MOSCOW/BEIRUT--Moscow stepped up its war of words with Washington on Sunday, saying air strikes by a U.S.-led coalition on the Syrian army threatened the implementation of a U.S.-Russian ceasefire plan for Syria and bordered on connivance with Islamic State.


  The diplomatic dispute heated up on the last day of a seven-day ceasefire marred by a surge of violence as warplanes hit the strategic northern city of Aleppo for the first time since the truce came into effect.
  In another blow to hopes for the ceasefire, the governor of Homs said several hundred rebels would be evacuated from the last rebel-held district of the Syrian city on Monday, prompting rebels to warn any such step would amount to the government declaring the end of the truce.
  On Saturday, the Russian Defence Ministry said U.S. jets had killed more than 60 Syrian soldiers in the eastern Syrian city of Deir al-Zor in four air strikes by two F-16 and two A-10 fighter jets coming from the direction of Iraq. Syrian U.N. Ambassador Bashar Ja'afari charged that U.S.-led strikes were aimed at torpedoing the ceasefire but France's foreign minister, speaking in New York, placed the main blame for truce violations on President Bashar al Assad's government.
  The Britain-based monitoring group Syrian Observatory for Human Rights said a military source at Deir al-Zor airport reported at least 90 Syrian soldiers were killed in the strikes.

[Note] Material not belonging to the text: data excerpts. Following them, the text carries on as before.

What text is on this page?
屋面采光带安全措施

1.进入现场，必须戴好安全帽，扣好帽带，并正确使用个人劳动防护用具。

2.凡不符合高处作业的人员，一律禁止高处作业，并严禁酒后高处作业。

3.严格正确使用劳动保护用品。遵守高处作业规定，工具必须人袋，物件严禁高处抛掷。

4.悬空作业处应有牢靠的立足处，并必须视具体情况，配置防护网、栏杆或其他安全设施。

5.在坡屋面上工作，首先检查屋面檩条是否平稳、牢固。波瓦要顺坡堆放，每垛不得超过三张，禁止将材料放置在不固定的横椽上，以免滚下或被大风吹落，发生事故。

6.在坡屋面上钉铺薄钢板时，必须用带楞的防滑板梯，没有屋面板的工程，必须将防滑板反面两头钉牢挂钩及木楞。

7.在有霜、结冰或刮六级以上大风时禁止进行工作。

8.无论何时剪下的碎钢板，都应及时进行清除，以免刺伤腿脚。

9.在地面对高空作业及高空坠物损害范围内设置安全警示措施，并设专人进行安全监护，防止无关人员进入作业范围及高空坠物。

  A U.S. official said the U.S. military believed reports that about 60 Syrian troops were killed but declined to speculate on the number of wounded. Two U.S. officials also confirmed that a tank was among the vehicles hit in the strike, raising more questions about what kind of intelligence led the coalition aircraft to conclude Islamic State militants were operating the military equipment.
  "The actions of coalition pilots - if they, as we hope, were not taken on an order from Washington - are on the boundary between criminal negligence and connivance with Islamic State terrorists," Russia's Foreign Ministry said in a statement. "We strongly urge Washington to exert the needed pressure on the illegal armed groups under its patronage to implement the ceasefire plan unconditionally. Otherwise the implementation of the entire package of the U.S.-Russian accords reached in Geneva on Sept. 9 may be jeopardized."

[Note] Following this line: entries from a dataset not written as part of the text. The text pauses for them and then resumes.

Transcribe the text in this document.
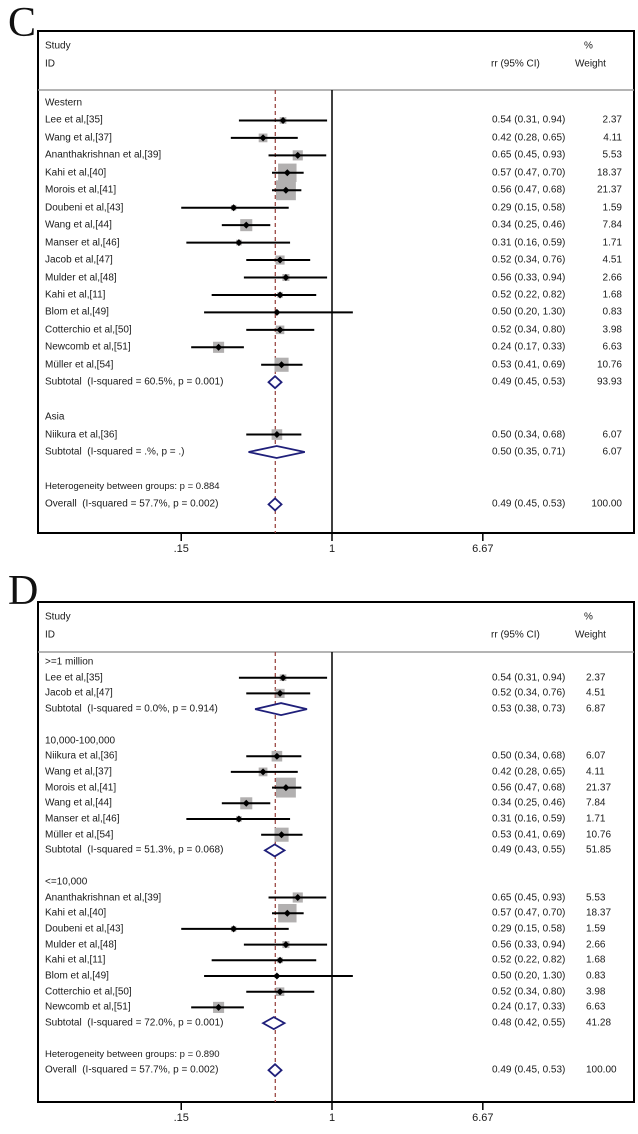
C
D
.15	1	6.67
Study
ID	rr (95% CI)
%
Weight
Western
Lee et al,[35]	0.54 (0.31, 0.94)	2.37
Wang et al,[37]	0.42 (0.28, 0.65)	4.11
Ananthakrishnan et al,[39]	0.65 (0.45, 0.93)	5.53
Kahi et al,[40]	0.57 (0.47, 0.70)	18.37
Morois et al,[41]	0.56 (0.47, 0.68)	21.37
Doubeni et al,[43]	0.29 (0.15, 0.58)	1.59
Wang et al,[44]	0.34 (0.25, 0.46)	7.84
Manser et al,[46]	0.31 (0.16, 0.59)	1.71
Jacob et al,[47]	0.52 (0.34, 0.76)	4.51
Mulder et al,[48]	0.56 (0.33, 0.94)	2.66
Kahi et al,[11]	0.52 (0.22, 0.82)	1.68
Blom et al,[49]	0.50 (0.20, 1.30)	0.83
Cotterchio et al,[50]	0.52 (0.34, 0.80)	3.98
Newcomb et al,[51]	0.24 (0.17, 0.33)	6.63
Müller et al,[54]	0.53 (0.41, 0.69)	10.76
Subtotal  (I-squared = 60.5%, p = 0.001)	0.49 (0.45, 0.53)	93.93
Asia
Niikura et al,[36]	0.50 (0.34, 0.68)	6.07
Subtotal  (I-squared = .%, p = .)	0.50 (0.35, 0.71)	6.07
Heterogeneity between groups: p = 0.884
Overall  (I-squared = 57.7%, p = 0.002)	0.49 (0.45, 0.53)	100.00
.15	1	6.67
Study
ID	rr (95% CI)
%
Weight
>=1 million
Lee et al,[35]	0.54 (0.31, 0.94) 2.37
Jacob et al,[47]	0.52 (0.34, 0.76) 4.51
Subtotal  (I-squared = 0.0%, p = 0.914)	0.53 (0.38, 0.73) 6.87
10,000-100,000
Niikura et al,[36]	0.50 (0.34, 0.68) 6.07
Wang et al,[37]	0.42 (0.28, 0.65) 4.11
Morois et al,[41]	0.56 (0.47, 0.68) 21.37
Wang et al,[44]	0.34 (0.25, 0.46) 7.84
Manser et al,[46]	0.31 (0.16, 0.59) 1.71
Müller et al,[54]	0.53 (0.41, 0.69) 10.76
Subtotal  (I-squared = 51.3%, p = 0.068)	0.49 (0.43, 0.55) 51.85
<=10,000
Ananthakrishnan et al,[39]	0.65 (0.45, 0.93) 5.53
Kahi et al,[40]	0.57 (0.47, 0.70) 18.37
Doubeni et al,[43]	0.29 (0.15, 0.58) 1.59
Mulder et al,[48]	0.56 (0.33, 0.94) 2.66
Kahi et al,[11]	0.52 (0.22, 0.82) 1.68
Blom et al,[49]	0.50 (0.20, 1.30) 0.83
Cotterchio et al,[50]	0.52 (0.34, 0.80) 3.98
Newcomb et al,[51]	0.24 (0.17, 0.33) 6.63
Subtotal  (I-squared = 72.0%, p = 0.001)	0.48 (0.42, 0.55) 41.28
Heterogeneity between groups: p = 0.890
Overall  (I-squared = 57.7%, p = 0.002)	0.49 (0.45, 0.53) 100.00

  U.S. Secretary of State John Kerry in turn told CNN that Russia should do more to support the ceasefire and "stop the grandstanding, stop the showboating and get the humanitarian assistance going."

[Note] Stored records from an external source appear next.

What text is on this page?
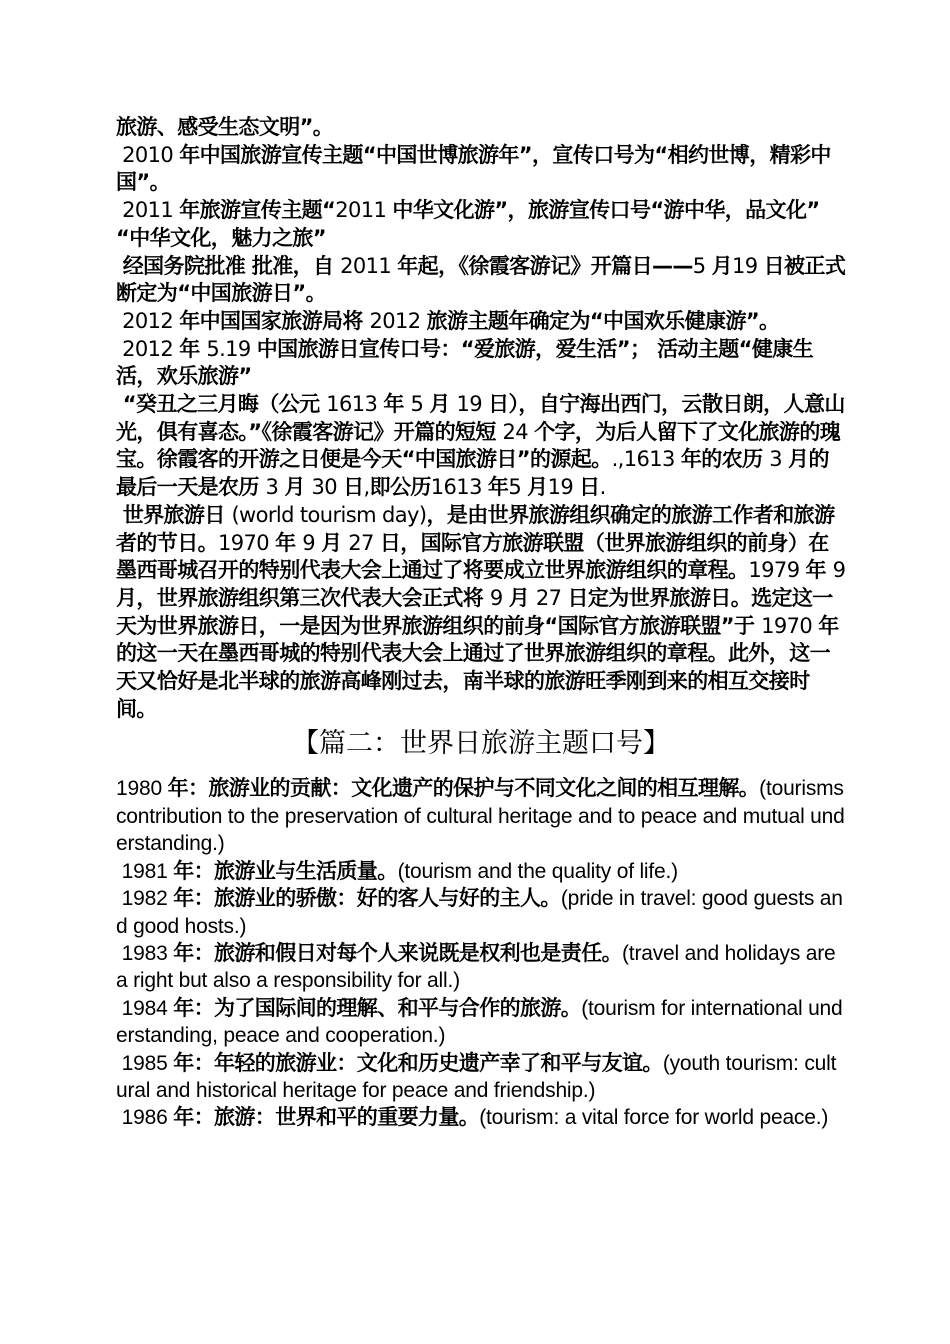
旅游、感受生态文明”。
2010 年中国旅游宣传主题“中国世博旅游年”，宣传口号为“相约世博，精彩中国”。
2011 年旅游宣传主题“2011 中华文化游”，旅游宣传口号“游中华，品文化” “中华文化，魅力之旅”
经国务院批准 批准，自 2011 年起，《徐霞客游记》开篇日——5 月19 日被正式断定为“中国旅游日”。
2012 年中国国家旅游局将 2012 旅游主题年确定为“中国欢乐健康游”。
2012 年 5.19 中国旅游日宣传口号：“爱旅游，爱生活”； 活动主题“健康生活，欢乐旅游”
“癸丑之三月晦（公元 1613 年 5 月 19 日），自宁海出西门，云散日朗，人意山光，俱有喜态。”《徐霞客游记》开篇的短短 24 个字，为后人留下了文化旅游的瑰宝。徐霞客的开游之日便是今天“中国旅游日”的源起。.,1613 年的农历 3 月的最后一天是农历 3 月 30 日,即公历1613 年5 月19 日.
世界旅游日 (world tourism day)，是由世界旅游组织确定的旅游工作者和旅游者的节日。1970 年 9 月 27 日，国际官方旅游联盟（世界旅游组织的前身）在墨西哥城召开的特别代表大会上通过了将要成立世界旅游组织的章程。1979 年 9 月，世界旅游组织第三次代表大会正式将 9 月 27 日定为世界旅游日。选定这一天为世界旅游日，一是因为世界旅游组织的前身“国际官方旅游联盟”于 1970 年的这一天在墨西哥城的特别代表大会上通过了世界旅游组织的章程。此外，这一天又恰好是北半球的旅游高峰刚过去，南半球的旅游旺季刚到来的相互交接时间。
【篇二：世界日旅游主题口号】
1980 年：旅游业的贡献：文化遗产的保护与不同文化之间的相互理解。(tourisms contribution to the preservation of cultural heritage and to peace and mutual understanding.)
1981 年：旅游业与生活质量。(tourism and the quality of life.)
1982 年：旅游业的骄傲：好的客人与好的主人。(pride in travel: good guests and good hosts.)
1983 年：旅游和假日对每个人来说既是权利也是责任。(travel and holidays are a right but also a responsibility for all.)
1984 年：为了国际间的理解、和平与合作的旅游。(tourism for international understanding, peace and cooperation.)
1985 年：年轻的旅游业：文化和历史遗产幸了和平与友谊。(youth tourism: cultural and historical heritage for peace and friendship.)
1986 年：旅游：世界和平的重要力量。(tourism: a vital force for world peace.)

  Kerry called Saturday's incident a "terrible thing ... that we all acknowledge and regret."
  Russia, which support's Assad along with Iran, has called on Washington to press the moderate Syrian opposition to separate itself from Islamic State and other "terrorist groups."
  Iran also condemned the U.S. military action. "Such moves indicate America supports terrorist groups in Syria," a foreign ministry spokesman said, according to Iranian news agencies.
  In Venezuela, Syrian U.N. Ambassador Bashar Ja'afari said the U.S.-led coalition strikes were intended to sink the ceasefire.
  French Foreign Minister Jean-Marc Ayrault said that despite the strikes on the Syrians, Syrian government forces were principally behind the truce violations. The U.S. military said the coalition stopped the attacks against what it believed to be Islamic State positions in northeast Syria after Russia informed it that Syrian forces may have been hit.
  "The White House is defending Islamic State. Now there can be no doubts about that," Russian foreign ministry spokeswoman Maria Zakharova said in comments aired by state TV.
  The U.S. ambassador to the United Nations, Samantha Power, said Zakharova should be embarrassed by that claim. Russia's U.N. representative, Vitaly Churkin, said Russia had no "specific evidence" of U.S. collusion with Islamic State.